南中国から台湾まで分布、琉球では野生化、薩摩では観賞用に栽培されている。
ムラサキナツフジを錯甲藤と紹介したのが『質問本草』。
薩摩侯島津重毫の遺志で、当時の我が国の本草学者に知られていない琉球以南、中国南部に至る植物を、琉球人の呉継志という仮想の著者をたて、中国の学者に本草を質問、その答を収録して纏め、それを我が国で刊行したと言われる興味ある典籍。しかし未だ閲覧の機会がない。
中国側の資料では、Milletia reticulataを中国高等植物図鑑第二冊では鶏血藤、蔓及び根を薬用。

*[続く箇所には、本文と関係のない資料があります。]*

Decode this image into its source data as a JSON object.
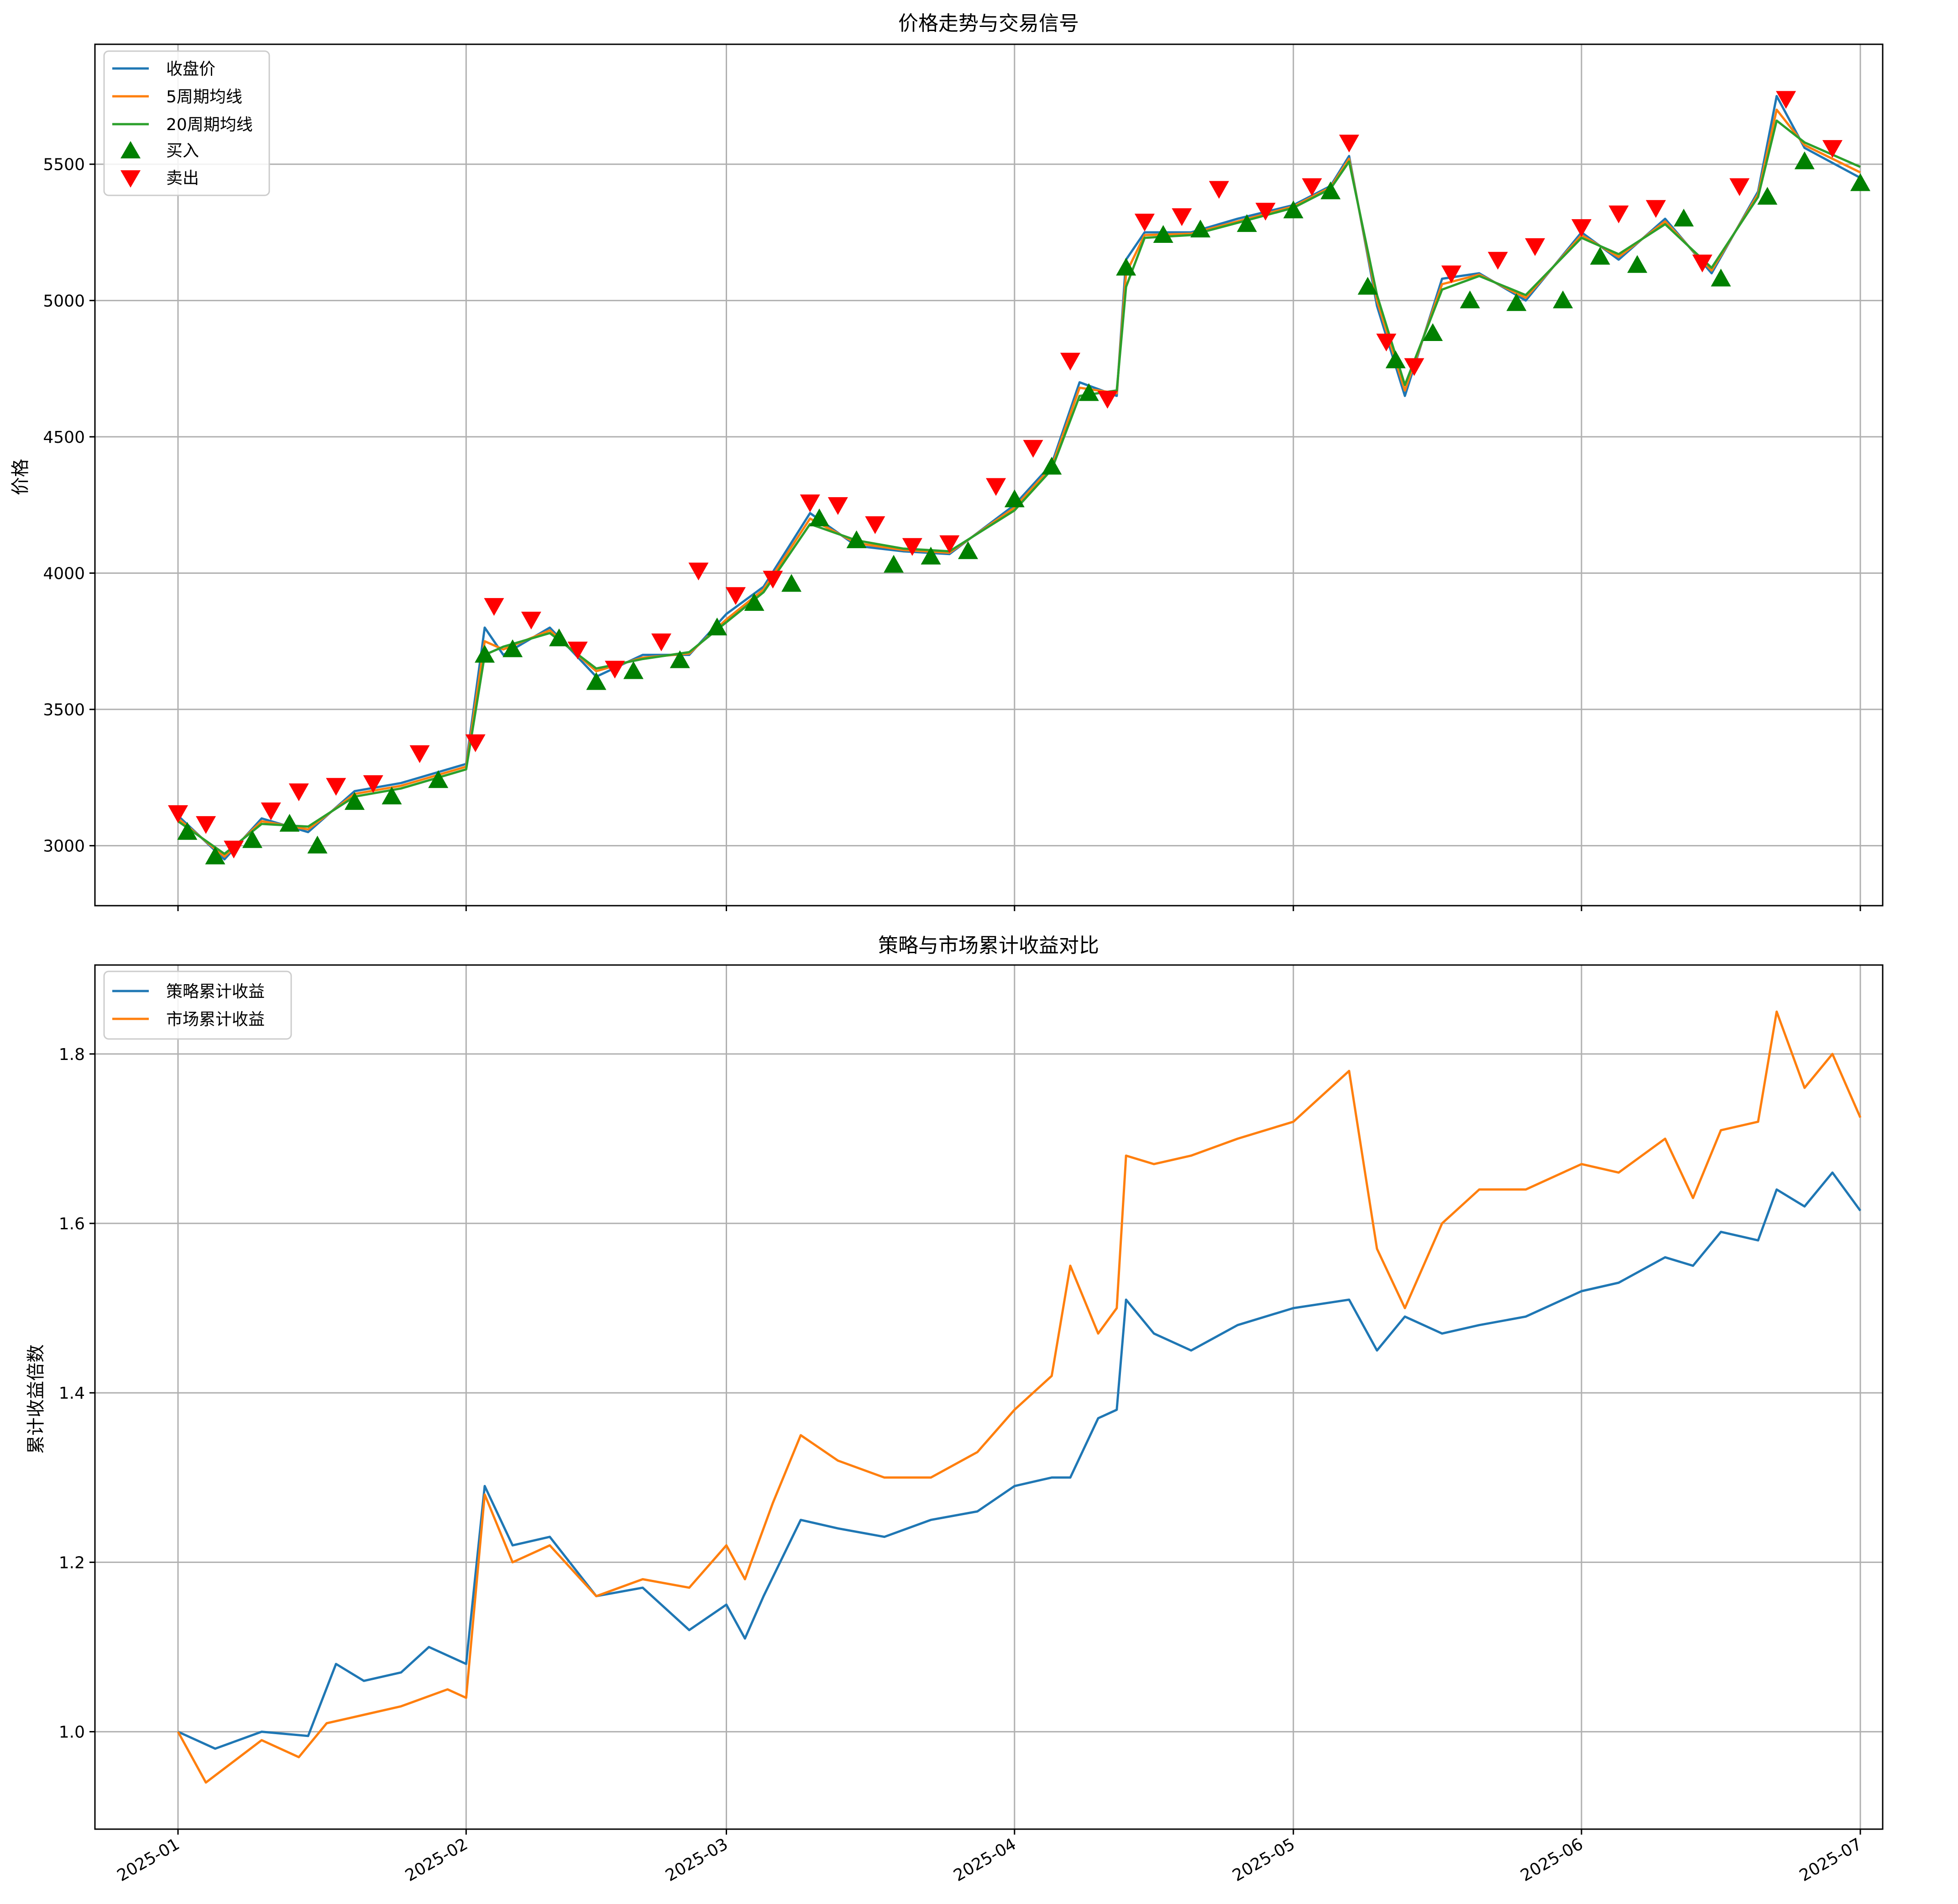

分布は江蘇、浙江、安徽、江西、湖南、湖北、広東、広西、雲南、福建、台湾。
中薬大辞典には昆明鶏血藤の薬物名を付し『植物名実図考』一八八四年の出典。
苦・温、気・風を散じ活血、舒筋活絡の効があり、腰、膝を暖めるとあった。
中国本草図鑑、浙江薬用植物誌などにも同様の記載があった。
日本の漢方では用いることはないのに中医学では繁用生薬、比較的新しく開発された薬物のようだった。
ツバキに夏ツバキがあるように、フジにも夏藤というべきものがあります。
それがこのサッコウフジです。原産地が台湾~中国南部であることからわかるように、暖地向きのフジで、暖地以外では露地での越冬は困難です。
園芸店では台湾サッコウフジという名前で出ていましたが、サツマサッコウフジとも呼ばれます。
特に、紫の花が咲く品種はムラサキナツフジとも呼ばれます。